Obviously, some of the current unrest in the kingdom is due to the stresses and strains that occur when a poverty-stricken, illiterate rural population is urbanized, educated, and boosted into the consumer society in a single generation. What has brought the matter to car bombs, however, is the deliberate handing over of Saudi Arabia's educational and cultural institutions to religious obscurantists of the most fanatical kind.

"The real danger does not come from the politically motivated extremists," explained a worried pro-regime liberal recently. "It comes from the brainwashing of our youth in religion, at the expense of real achievement, on which the extremists thrive."

The ruling Saud family is not a nest of fanatics. All the dominant figures of the royal family have been deliberate modernizers. But King Fahd, in power for the past 14 years, has modified the traditional family approach in dangerous ways.

In the past, Saudi rulers got away with imposing huge doses of modernization on a reluctant populace -- radio, television, mass education, and the like -- by arguing that these innovations were fully compatible with Islam. Their assurances were accepted because of the family's own obvious devotion to the Moslem faith.

An essential part of this strategy, however, was keeping the kingdom's Moslem clergy on a short leash: it would not do to have them question the official line on modernization. But if this is your strategy, then you had better be beyond reproach in your own Islamic piety. Which is where the current king ran into problems.

Fahd is a highly intelligent man whose real job was to prepare the kingdom for its re-entry to reality after the glorious 20- year holiday from economics it enjoyed at the height of the oil boom. If he had exploited his opportunity to curb the rapaciousness of the huge royal family and rein in the spreading corruption, things would be very different in Saudi Arabia today.

But Fahd was addicted to his pleasures, and deeply corrupt himself. (His private wealth is estimated at $20 billion, and he is famous for the huge commissions he puts in the way of his close relatives).
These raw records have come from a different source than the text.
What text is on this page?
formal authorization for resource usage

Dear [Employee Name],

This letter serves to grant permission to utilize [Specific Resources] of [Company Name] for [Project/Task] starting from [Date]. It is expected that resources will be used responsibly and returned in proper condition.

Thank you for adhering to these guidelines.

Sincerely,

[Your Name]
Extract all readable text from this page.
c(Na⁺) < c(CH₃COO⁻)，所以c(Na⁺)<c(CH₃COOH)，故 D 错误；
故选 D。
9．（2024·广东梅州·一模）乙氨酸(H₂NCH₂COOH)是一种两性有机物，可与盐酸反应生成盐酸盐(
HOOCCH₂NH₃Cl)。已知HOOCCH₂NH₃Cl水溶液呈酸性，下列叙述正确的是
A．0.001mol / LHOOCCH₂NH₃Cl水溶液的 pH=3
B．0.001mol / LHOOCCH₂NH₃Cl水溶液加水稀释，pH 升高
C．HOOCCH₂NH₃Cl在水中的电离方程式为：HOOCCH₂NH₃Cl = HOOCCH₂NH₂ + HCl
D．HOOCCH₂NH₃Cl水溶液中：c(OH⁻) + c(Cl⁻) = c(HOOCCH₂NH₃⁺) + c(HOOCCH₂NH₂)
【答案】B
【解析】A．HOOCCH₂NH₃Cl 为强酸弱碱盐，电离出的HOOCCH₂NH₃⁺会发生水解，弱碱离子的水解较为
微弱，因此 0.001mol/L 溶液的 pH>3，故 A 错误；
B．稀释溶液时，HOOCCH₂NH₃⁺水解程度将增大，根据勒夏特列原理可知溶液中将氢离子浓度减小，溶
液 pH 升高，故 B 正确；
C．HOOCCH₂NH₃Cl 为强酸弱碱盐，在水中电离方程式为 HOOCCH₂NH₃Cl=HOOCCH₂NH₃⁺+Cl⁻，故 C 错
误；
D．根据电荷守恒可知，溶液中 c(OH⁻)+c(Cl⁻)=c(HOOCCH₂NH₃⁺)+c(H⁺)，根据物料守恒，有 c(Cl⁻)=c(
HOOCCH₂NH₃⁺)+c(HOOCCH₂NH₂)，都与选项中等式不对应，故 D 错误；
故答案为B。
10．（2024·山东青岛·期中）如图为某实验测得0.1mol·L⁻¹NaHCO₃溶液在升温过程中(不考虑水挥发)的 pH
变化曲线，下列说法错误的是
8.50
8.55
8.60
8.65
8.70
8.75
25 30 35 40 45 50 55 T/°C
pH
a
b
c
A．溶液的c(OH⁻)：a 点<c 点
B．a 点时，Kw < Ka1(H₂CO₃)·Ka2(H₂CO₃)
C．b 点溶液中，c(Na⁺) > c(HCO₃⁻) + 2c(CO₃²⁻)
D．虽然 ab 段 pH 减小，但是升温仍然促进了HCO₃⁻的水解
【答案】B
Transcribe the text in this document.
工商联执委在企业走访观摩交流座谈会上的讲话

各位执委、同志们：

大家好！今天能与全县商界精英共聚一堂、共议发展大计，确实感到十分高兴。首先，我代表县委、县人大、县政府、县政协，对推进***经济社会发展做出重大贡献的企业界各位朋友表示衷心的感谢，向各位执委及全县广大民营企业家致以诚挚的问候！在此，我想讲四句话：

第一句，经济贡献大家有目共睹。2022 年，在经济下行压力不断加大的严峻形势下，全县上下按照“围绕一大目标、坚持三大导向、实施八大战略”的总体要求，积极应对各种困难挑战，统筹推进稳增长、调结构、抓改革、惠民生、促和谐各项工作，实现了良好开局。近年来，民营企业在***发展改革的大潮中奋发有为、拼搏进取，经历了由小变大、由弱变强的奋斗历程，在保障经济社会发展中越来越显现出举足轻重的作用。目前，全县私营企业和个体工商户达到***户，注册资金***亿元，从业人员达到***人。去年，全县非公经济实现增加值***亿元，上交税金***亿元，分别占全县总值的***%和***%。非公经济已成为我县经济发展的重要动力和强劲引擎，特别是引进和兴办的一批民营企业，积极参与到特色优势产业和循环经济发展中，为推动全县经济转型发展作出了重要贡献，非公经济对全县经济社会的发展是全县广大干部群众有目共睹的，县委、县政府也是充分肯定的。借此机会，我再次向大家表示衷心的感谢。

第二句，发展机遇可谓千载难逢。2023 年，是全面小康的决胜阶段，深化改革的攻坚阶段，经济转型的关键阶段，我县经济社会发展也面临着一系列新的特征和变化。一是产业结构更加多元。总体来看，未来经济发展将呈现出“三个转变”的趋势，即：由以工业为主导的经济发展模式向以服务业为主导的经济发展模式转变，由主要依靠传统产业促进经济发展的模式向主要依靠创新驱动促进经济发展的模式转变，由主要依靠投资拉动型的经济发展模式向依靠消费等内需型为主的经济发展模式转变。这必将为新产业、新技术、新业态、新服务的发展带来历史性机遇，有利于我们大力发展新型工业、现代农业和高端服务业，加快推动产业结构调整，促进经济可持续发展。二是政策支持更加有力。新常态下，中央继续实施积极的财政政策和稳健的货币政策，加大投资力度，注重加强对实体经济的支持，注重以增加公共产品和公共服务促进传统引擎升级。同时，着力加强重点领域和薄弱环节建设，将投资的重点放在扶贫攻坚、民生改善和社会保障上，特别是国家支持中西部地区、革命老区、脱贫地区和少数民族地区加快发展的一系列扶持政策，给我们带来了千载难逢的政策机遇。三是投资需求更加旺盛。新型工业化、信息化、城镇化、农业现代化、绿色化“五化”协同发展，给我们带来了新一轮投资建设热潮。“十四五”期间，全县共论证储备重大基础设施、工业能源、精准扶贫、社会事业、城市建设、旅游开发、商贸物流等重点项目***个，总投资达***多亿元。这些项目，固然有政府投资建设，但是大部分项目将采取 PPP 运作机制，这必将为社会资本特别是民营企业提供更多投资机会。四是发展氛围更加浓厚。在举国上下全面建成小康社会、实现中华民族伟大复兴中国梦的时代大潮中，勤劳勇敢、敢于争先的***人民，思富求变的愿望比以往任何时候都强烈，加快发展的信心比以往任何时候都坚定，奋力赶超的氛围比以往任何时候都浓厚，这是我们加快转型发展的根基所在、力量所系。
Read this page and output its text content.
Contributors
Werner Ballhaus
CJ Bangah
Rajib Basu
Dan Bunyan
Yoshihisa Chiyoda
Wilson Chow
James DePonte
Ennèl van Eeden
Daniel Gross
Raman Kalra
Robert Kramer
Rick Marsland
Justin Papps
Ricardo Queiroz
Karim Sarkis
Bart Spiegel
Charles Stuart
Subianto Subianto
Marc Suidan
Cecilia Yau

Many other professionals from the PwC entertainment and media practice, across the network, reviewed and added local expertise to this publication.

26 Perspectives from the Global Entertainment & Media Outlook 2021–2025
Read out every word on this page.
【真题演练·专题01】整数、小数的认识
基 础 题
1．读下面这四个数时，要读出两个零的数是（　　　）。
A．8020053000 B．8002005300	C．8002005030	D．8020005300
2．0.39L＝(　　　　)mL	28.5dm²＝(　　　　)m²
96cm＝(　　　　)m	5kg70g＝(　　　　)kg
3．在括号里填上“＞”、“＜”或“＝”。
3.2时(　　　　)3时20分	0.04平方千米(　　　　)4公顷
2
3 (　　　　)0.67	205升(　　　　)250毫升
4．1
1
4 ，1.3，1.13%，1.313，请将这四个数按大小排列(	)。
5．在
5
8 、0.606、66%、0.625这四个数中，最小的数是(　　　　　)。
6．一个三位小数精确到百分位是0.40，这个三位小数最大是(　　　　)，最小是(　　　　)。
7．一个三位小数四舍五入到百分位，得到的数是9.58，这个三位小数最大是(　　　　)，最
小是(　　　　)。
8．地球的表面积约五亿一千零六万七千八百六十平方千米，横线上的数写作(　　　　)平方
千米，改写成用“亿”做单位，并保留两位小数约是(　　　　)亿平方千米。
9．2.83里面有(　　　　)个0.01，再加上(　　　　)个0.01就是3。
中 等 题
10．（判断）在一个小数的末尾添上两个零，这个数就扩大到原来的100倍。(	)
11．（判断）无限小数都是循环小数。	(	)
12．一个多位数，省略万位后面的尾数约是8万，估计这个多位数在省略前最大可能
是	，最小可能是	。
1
So he lacked the reputation for piety that would have let him simply ignore the protests of the more conservative ulema (clergy) at the kingdom's rapid modernization. Instead, he bought their loyalty by putting them in charge of education, culture, and public order. As a result, a generation is now emerging from the Saudi schools who have been indoctrinated in a paranoid view of the modern world. Unsurprisingly, some of them have turned to bombs.

It is not yet too late. Fahd briefly relinquished power in January, only to take it back in February. But he is a 75-year- oldman who has had two severe strokes, and sooner or later he will have to hand over the throne to Crown Prince Abdullah permanently.

Abdullah's personal probity and piety would allow him to strip the fanatics of their privileges very quickly, and a large majority of Saudis would not object. But the change-over needs to happen soon, for terrorism has a radicalizing logic all its own.